M. Elisabeth Sharpe

The effect of the microbial flora on the flavour and free fatty acid composition of cheddar cheese

Comparisons were made of the flavour, free fatty acids and bacterial flora of commercial cheese made at different factories and experimental cheese made under aseptic conditions: (i) with δ-gluconic acid lactone instead of starter, (ii) with starter only, (iii) with starter and added floras derived from the curd of the commercial cheeses (reference flora cheeses). Comparison of the bacterial flora of commercial and reference flora cheeses showed that replication of organisms was better with some reference floras than with others. In all the cheeses the lactobacilli increased in numbers during maturation, whilst other groups of organisms died out. The amount of acetic acid present was influenced by the starter and by the lactobacilli. Single-strain starters produced some acetic acid, most of which was lost in the whey; commercial starters produced considerably more, due to the presence in them of Streptococcus diacetilactis . Later in maturation lactobacilli increased the acetic acid content, a greater increase being observed with homo-than with heterofermentative strains. The initial levels of butyric and higher fatty acids in the milk varied with source of the milk and with the season, summer milk having higher levels than winter milk. During cheese-making a slight increase of these acids occurred in every cheese made with starter and a further small increase occurred during ripening. However, there was no increase in the content of these acids in the cheese made with δ-gluconic acid lactone, indicating that lactic acid bacteria were weakly hydrolysing the milk fat. Flavour trials showed that Cheddar flavour was present not only in the reference flora and commercial cheese, but also in the cheese made with starter only. Different starters produced different intensities of flavour; one strain produced an intense fruity off-flavour. Cheeses made with δ-gluconic acid lactone were devoid of cheese flavour.

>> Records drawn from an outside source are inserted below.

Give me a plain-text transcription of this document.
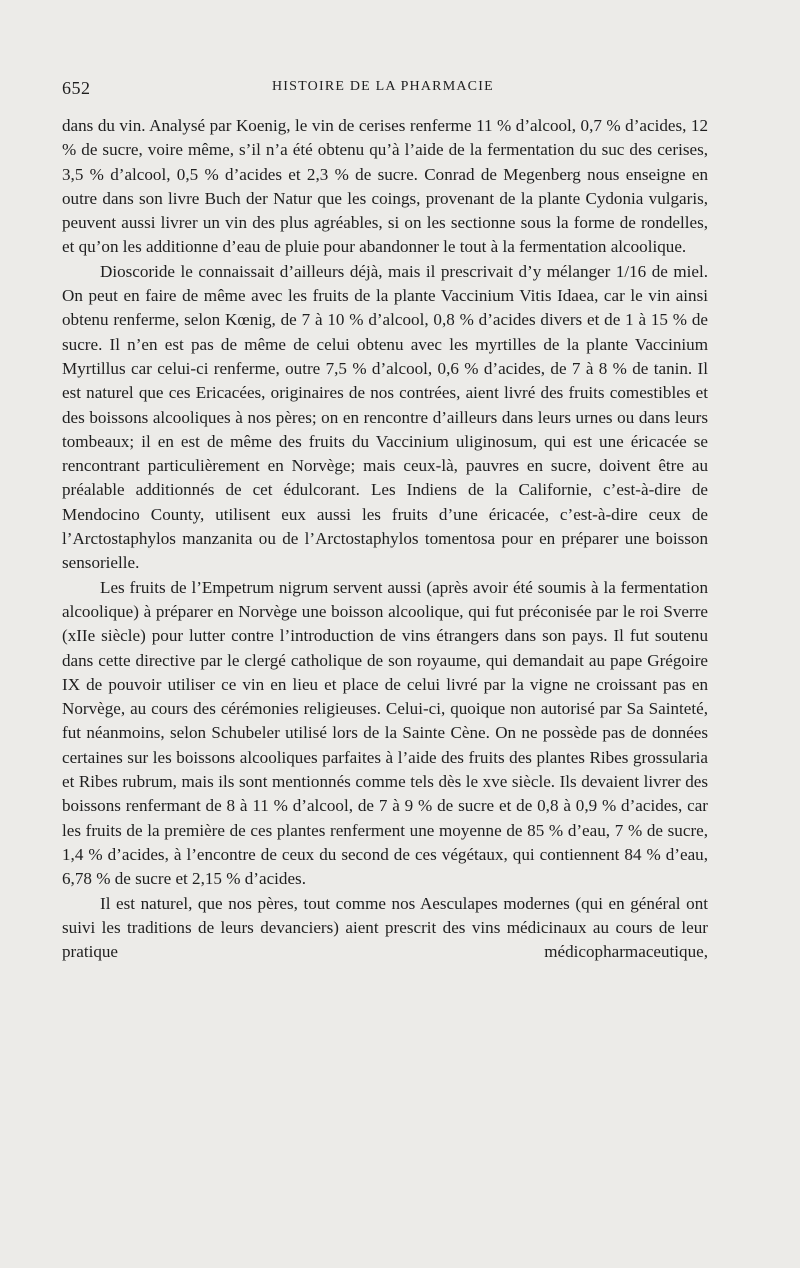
652	HISTOIRE DE LA PHARMACIE

dans du vin. Analysé par Koenig, le vin de cerises renferme 11 % d’alcool, 0,7 % d’acides, 12 % de sucre, voire même, s’il n’a été obtenu qu’à l’aide de la fermentation du suc des cerises, 3,5 % d’alcool, 0,5 % d’acides et 2,3 % de sucre. Conrad de Megenberg nous enseigne en outre dans son livre Buch der Natur que les coings, provenant de la plante Cydonia vulgaris, peuvent aussi livrer un vin des plus agréables, si on les sectionne sous la forme de rondelles, et qu’on les additionne d’eau de pluie pour abandonner le tout à la fermentation alcoolique.

Dioscoride le connaissait d’ailleurs déjà, mais il prescrivait d’y mélanger 1/16 de miel. On peut en faire de même avec les fruits de la plante Vaccinium Vitis Idaea, car le vin ainsi obtenu renferme, selon Kœnig, de 7 à 10 % d’alcool, 0,8 % d’acides divers et de 1 à 15 % de sucre. Il n’en est pas de même de celui obtenu avec les myrtilles de la plante Vaccinium Myrtillus car celui-ci renferme, outre 7,5 % d’alcool, 0,6 % d’acides, de 7 à 8 % de tanin. Il est naturel que ces Ericacées, originaires de nos contrées, aient livré des fruits comestibles et des boissons alcooliques à nos pères; on en rencontre d’ailleurs dans leurs urnes ou dans leurs tombeaux; il en est de même des fruits du Vaccinium uliginosum, qui est une éricacée se rencontrant particulièrement en Norvège; mais ceux-là, pauvres en sucre, doivent être au préalable additionnés de cet édulcorant. Les Indiens de la Californie, c’est-à-dire de Mendocino County, utilisent eux aussi les fruits d’une éricacée, c’est-à-dire ceux de l’Arctostaphylos manzanita ou de l’Arctostaphylos tomentosa pour en préparer une boisson sensorielle.

Les fruits de l’Empetrum nigrum servent aussi (après avoir été soumis à la fermentation alcoolique) à préparer en Norvège une boisson alcoolique, qui fut préconisée par le roi Sverre (xIIe siècle) pour lutter contre l’introduction de vins étrangers dans son pays. Il fut soutenu dans cette directive par le clergé catholique de son royaume, qui demandait au pape Grégoire IX de pouvoir utiliser ce vin en lieu et place de celui livré par la vigne ne croissant pas en Norvège, au cours des cérémonies religieuses. Celui-ci, quoique non autorisé par Sa Sainteté, fut néanmoins, selon Schubeler utilisé lors de la Sainte Cène. On ne possède pas de données certaines sur les boissons alcooliques parfaites à l’aide des fruits des plantes Ribes grossularia et Ribes rubrum, mais ils sont mentionnés comme tels dès le xve siècle. Ils devaient livrer des boissons renfermant de 8 à 11 % d’alcool, de 7 à 9 % de sucre et de 0,8 à 0,9 % d’acides, car les fruits de la première de ces plantes renferment une moyenne de 85 % d’eau, 7 % de sucre, 1,4 % d’acides, à l’encontre de ceux du second de ces végétaux, qui contiennent 84 % d’eau, 6,78 % de sucre et 2,15 % d’acides.

Il est naturel, que nos pères, tout comme nos Aesculapes modernes (qui en général ont suivi les traditions de leurs devanciers) aient prescrit des vins médicinaux au cours de leur pratique médicopharmaceutique,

The incidence of bacteria in cheese milk and Cheddar cheese and their association with flavour

The numbers and types of non-starter lactic acid bacteria, lipolytic bacteria and group D streptococci in cheese milks and corresponding Cheddar cheeses have been studied and their relationship to cheese flavour discussed. Different milks, heat-treatments and starters were used, and their association with flavour investigated. The pH and fat, salt and moisture contents of the cheeses were also determined. The non-starter lactic acid flora consisted mainly of Lactobacillus casei, L. plantarum, L. brevis, L. buchnerii, Pediococcus spp. and Leuconostoc spp. Lactobacillus casei was nearly always present in the milks and cheeses, predominating in most of the cheeses, particularly in those made from milk which received the most severe of the three heat-treatments tested (160°F for 17 sec). Leuconostocs were not found in any of the cheeses. Other species sometimes occurred in approximately equal numbers to L. casei , particularly in cheeses manufactured from the milder heattreated milks. Cheeses made from milk receiving the highest heat-treatment contained fewest bacteria and scored lowest for flavour. The average flavour scores increased as the number of species contributing to the non-starter lactic acid flora at the time of tasting increased. The lipolytic organisms capable of hydrolysing butterfat consisted mainly of Gram-positive cocci, predominantly Staphylococcus saprophyticus . The group D streptococci occurred infrequently, Streptococcus faecium being the most commonly occurring species. A definite correlation was found to exist between the starters used and the flavour of the cheeses. The pH of the cheeses was associated with the flavour, but the fat, moisture and salt contents of the cheeses showed no definite effect.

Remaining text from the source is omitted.